Genetic variation in aldosterone synthase predicts plasma glucose levels

Abstract

The mineralocorticoid hormone, aldosterone, is known to play a role in sodium homeostasis. We serendipitously found, however, highly significant association between single-nucleotide polymorphisms in the aldosterone synthase gene and plasma glucose levels in a large population of Chinese and Japanese origin. Two polymorphisms--one in the putative promoter (T-344C) and another resulting in a lysine/arginine substitution at amino acid 173, which are in complete linkage disequilibrium in this population--were associated with fasting plasma glucose levels (P = 0.000017) and those 60 (P = 0.017) and 120 (P = 0.0019) min after an oral glucose challenge. A C/T variant in intron 1, between these polymorphisms, was not associated with glucose levels.
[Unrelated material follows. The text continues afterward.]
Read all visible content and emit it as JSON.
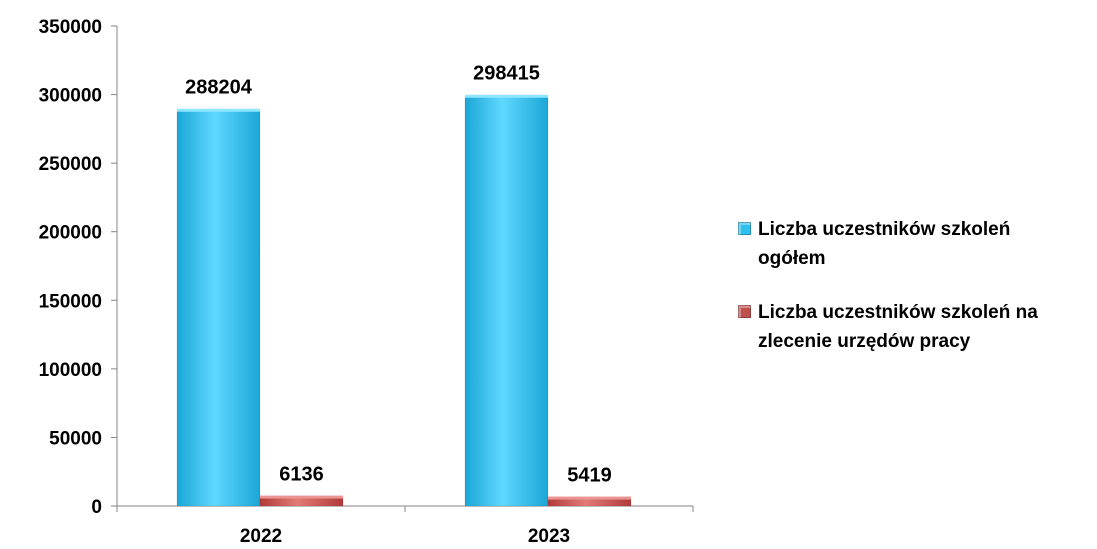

Arg-173 and -344C homozygotes were most likely to be diabetic [odds ratio 2.51; 95% confidence interval (C.I.) 1.39-3.92; P = 0.0015] and have impaired fasting glucose levels (odds ratio 3.53; 95% C.I. 2.02-5.5; P = 0.0000036). These results suggest a new role for aldosterone in glucose homeostasis.

Figures

Figure 1

Distributions of residual fasting (A), 2-h OGTT (OGTT120, B), and 1-h OGTT (OGTT60, C) glucose values for lysine/lysine + lysine/arginine (striped bars) and arginine/arginine (dotted bars) genotypes.